3. Management of polytraumatized patients requires a multidisciplinary approach, including input from all relevant teams (ER, trauma, orthopaedic, anesthesia, critical care, neurosurgery, urology, vascular, plastics, etc.).
4. Patients with pulmonary issues including severe pulmonary contusions and high ventilator settings with difficulty maintaining oxygen saturation are candidates for DCO.
5. Patients with increased intracranial pressures secondary to intracranial hemorrhage and patients with renal failure should not be subjected to surgeries with a potential for large volume shifts and blood loss.
6. Patients with multiple extremity injuries and long bone injuries may be candidates for DCO, if they do not respond well to resuscitative efforts.
Fig. 9.3 (a, b) Index patient after emergent initial irrigation and debridement, fasciotomies, temporizing external fixation application and revascularization.
Fig. 9.4 The first hit is the inciting traumatic event, and the second hit is the definitive surgical intervention, usually femoral nailing. ARDS, adult respiratory distress syndrome; MODS, multiple organ dysfunction syndrome.
D. Sequelae and complications
1. Second hit phenomenon (▶Fig. 9.4):
a. Concept that an ill-timed secondary intervention (surgery, excessive blood loss) may induce an additional inflammatory insult which may lead to multiple organ dysfunction or acute respiratory distress syndrome.
b. It must be mitigated and accounted for in order to appropriately time and sequence surgical intervention to optimize outcome of the severely traumatized patient.
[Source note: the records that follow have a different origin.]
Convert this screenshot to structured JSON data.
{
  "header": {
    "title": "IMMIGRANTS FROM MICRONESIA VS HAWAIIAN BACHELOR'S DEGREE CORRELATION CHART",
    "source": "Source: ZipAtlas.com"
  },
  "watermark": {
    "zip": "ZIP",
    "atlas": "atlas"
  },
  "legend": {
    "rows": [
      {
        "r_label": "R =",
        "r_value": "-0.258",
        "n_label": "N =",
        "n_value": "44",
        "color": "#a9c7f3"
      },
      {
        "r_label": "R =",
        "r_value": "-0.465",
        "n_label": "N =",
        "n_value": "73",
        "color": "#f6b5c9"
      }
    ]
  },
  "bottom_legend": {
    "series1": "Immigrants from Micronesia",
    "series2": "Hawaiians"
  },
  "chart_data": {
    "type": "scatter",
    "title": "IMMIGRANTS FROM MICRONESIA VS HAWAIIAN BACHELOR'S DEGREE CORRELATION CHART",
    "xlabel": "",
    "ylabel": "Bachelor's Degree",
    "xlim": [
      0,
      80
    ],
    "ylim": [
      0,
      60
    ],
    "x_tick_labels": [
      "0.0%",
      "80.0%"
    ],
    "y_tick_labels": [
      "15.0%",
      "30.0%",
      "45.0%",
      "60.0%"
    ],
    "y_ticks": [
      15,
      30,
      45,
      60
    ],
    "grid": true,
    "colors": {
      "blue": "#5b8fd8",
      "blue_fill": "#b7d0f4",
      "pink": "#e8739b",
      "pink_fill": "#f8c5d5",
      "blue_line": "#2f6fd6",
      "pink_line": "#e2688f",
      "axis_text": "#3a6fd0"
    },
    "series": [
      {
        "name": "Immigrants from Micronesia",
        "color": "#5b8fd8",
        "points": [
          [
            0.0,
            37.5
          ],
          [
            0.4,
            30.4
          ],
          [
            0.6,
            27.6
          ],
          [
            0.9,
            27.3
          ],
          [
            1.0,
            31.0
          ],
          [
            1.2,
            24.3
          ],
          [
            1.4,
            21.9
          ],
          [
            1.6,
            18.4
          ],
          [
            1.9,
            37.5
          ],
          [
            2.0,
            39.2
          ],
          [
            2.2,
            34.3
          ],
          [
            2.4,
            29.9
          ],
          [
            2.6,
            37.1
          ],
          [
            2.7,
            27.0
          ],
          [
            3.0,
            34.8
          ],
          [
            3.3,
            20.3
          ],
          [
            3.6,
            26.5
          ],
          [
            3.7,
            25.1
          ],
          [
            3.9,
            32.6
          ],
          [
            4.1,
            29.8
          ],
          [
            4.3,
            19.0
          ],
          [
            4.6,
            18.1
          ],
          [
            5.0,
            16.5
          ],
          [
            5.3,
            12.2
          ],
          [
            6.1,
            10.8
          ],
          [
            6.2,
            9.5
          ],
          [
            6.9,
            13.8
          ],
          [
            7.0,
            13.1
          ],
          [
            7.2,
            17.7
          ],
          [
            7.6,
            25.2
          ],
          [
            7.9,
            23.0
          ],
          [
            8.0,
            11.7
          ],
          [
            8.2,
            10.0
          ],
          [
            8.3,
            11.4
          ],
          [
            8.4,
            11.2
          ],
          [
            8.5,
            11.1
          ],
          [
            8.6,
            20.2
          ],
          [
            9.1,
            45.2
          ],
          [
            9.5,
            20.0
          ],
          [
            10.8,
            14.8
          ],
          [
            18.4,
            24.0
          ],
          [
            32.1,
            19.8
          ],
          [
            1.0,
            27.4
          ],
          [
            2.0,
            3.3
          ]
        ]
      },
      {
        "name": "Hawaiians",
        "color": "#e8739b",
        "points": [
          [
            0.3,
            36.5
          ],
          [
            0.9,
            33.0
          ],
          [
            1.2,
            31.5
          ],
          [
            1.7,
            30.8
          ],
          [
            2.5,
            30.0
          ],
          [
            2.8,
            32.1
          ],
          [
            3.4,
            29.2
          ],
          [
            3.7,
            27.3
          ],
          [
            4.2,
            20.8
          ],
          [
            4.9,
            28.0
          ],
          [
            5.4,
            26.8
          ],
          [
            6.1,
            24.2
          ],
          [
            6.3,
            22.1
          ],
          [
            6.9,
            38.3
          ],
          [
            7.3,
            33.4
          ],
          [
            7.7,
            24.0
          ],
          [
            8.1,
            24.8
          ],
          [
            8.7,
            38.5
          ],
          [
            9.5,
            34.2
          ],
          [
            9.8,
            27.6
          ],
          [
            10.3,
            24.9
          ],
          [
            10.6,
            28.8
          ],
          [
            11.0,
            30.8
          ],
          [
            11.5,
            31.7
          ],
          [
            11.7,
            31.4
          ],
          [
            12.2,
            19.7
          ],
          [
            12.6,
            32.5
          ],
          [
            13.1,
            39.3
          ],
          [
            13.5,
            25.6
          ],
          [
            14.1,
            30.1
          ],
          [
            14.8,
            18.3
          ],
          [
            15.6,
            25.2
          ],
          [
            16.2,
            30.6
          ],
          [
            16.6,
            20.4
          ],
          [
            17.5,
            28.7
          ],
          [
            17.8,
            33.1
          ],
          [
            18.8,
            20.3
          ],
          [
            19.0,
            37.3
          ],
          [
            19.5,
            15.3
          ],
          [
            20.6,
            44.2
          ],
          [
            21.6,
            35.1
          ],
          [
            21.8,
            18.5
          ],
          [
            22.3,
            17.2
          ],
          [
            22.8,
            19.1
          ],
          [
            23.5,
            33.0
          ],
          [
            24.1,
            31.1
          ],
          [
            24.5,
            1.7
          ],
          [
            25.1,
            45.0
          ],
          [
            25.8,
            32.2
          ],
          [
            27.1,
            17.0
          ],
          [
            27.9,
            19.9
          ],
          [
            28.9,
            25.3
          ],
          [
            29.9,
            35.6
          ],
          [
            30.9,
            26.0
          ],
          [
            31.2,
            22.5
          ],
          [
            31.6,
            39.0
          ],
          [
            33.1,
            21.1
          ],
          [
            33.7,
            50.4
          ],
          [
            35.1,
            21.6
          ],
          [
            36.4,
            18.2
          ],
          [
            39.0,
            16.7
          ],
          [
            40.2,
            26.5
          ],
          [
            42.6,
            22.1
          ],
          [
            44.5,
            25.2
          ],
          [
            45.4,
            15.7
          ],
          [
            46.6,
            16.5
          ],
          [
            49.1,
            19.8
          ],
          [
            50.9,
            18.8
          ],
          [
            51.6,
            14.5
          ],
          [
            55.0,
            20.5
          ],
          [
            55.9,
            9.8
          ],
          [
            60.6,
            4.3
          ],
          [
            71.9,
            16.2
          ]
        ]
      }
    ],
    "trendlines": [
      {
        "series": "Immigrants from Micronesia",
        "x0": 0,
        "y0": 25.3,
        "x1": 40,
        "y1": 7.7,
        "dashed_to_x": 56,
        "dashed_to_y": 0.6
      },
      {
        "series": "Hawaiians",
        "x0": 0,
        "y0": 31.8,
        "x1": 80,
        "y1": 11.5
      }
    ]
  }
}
c. Multiple laboratory markers, such as hematocrit, pH, base excess, and lactate, can been used to monitor the physiologic state of the patient through this time period in order to determine appropriate clearance for definitive surgical management.
d. Immunologic markers, such as interleukin-6, have been demonstrated to be elevated in nonsurvivors.
Fig. 9.5 (a–c) Index patient after definitive fixation with percutaneous iliosacral screw fixation of his posterior pelvic ring and open reduction and internal fixation of his distal femur and tibial plateau.
2. Etiology of decompensation:
a. 50%–60% of deaths happen at the scene of trauma.
b. Roughly 30% of deaths occur within the first 24 hours after arrival to a trauma center and are generally the result of hemorrhage or neurologic injury.
c. The remaining 20% of deaths occur after the first 24 hours of hospitalization as a result of infection, multiple organ dysfunction syndrome (MODS), neurologic injury, or ongoing hemorrhage. As 24-hour survival rates have improved over the last decade, the incidence of multiple organ failure has risen.
d. There is a complex interplay between the initial systemic inflammatory response to trauma and the body’s counter anti-inflammatory response, and a balance must be struck to optimize clinical resolution.
e. The role of the orthopaedic surgeon is vital to the initial stabilization effort and the decision between DCO and EAC can easily swing the pendulum between survival and morbidity and mortality. Thoughtful consideration of the patient’s overall status is paramount when planning surgical intervention (▶Fig. 9.5).
3. Nosocomial infection:
a. Occur in up to 30% of multiple-injury patients.
b. Include pneumonia, urinary tract infection, bloodstream infection, wound infection, and Clostridium difficile infection.
c. Multiple organ failure is leading cause of death in multiple-injury patients that survive the initial insult.